With the United States at war, Young took a job in 1942 as a scientific librarian with the Office of Scientific Research and Development (OSRD) at the University of Chicago's Toxicity Laboratory, compiling American, British and Canadian reports on chemical warfare, and preparing an index of toxic chemicals. In 1945, she transferred to the Manhattan Project's Metallurgical Laboratory as a chemist. There she edited papers that would later be published by the Atomic Energy Commission as part of its National Nuclear Energy Series. She later served on the editorial board of the National Nuclear Energy Series, representing the Argonne National Laboratory.

She signed the Szilárd petition of 1945.

In 1946, Young joined the newly created Argonne National Laboratory in 1946 as Director of Technical Information, the first woman to be appointed a division head. She would remain at Argonne until she retired in 1964.
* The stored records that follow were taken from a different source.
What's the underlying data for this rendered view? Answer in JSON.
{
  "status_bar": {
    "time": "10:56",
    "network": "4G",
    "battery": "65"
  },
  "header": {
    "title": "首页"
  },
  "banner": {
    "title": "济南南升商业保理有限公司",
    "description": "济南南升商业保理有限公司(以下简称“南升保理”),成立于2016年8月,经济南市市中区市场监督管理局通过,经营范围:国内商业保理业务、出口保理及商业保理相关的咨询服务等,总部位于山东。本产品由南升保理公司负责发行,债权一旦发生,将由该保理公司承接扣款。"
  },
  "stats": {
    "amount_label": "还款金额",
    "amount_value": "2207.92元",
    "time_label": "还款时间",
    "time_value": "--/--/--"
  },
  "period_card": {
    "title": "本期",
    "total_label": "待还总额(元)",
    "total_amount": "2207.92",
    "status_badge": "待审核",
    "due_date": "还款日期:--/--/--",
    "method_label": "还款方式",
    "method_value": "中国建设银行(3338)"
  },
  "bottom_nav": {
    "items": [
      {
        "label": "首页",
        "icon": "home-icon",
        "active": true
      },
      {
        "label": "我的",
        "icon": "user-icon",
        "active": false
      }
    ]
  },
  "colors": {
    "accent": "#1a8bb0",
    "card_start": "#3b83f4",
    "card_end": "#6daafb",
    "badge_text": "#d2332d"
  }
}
== Memberships and recognition ==
In 1956, she became the first woman to be appointed chair of the Chicago Section of the American Chemical Society. She was involved in setting up its Distinguished Service Award, and later received it herself in 1975. She was also a fellow of the American Institute of Chemists, the American Association for the Advancement of Science and the Atomic Scientists of Chicago. She was a charter member of the American Nuclear Society and the president of Iota Sigma Pi, a national honor society for women in chemistry. In 1959, the Chicago Tribune named her as one of the city's most distinguished women in business or the professions, and the Argonne National Laboratory established the Hoylande D. Young lecture series in her honor in 1963.

== Personal life ==
Young married Crawford Failey, whom she had known in the Toxicity Laboratory. She died at her home in Hyde Park, Chicago, on January 12, 1986, and was buried in the Riverside Cemetery, Columbus, Ohio.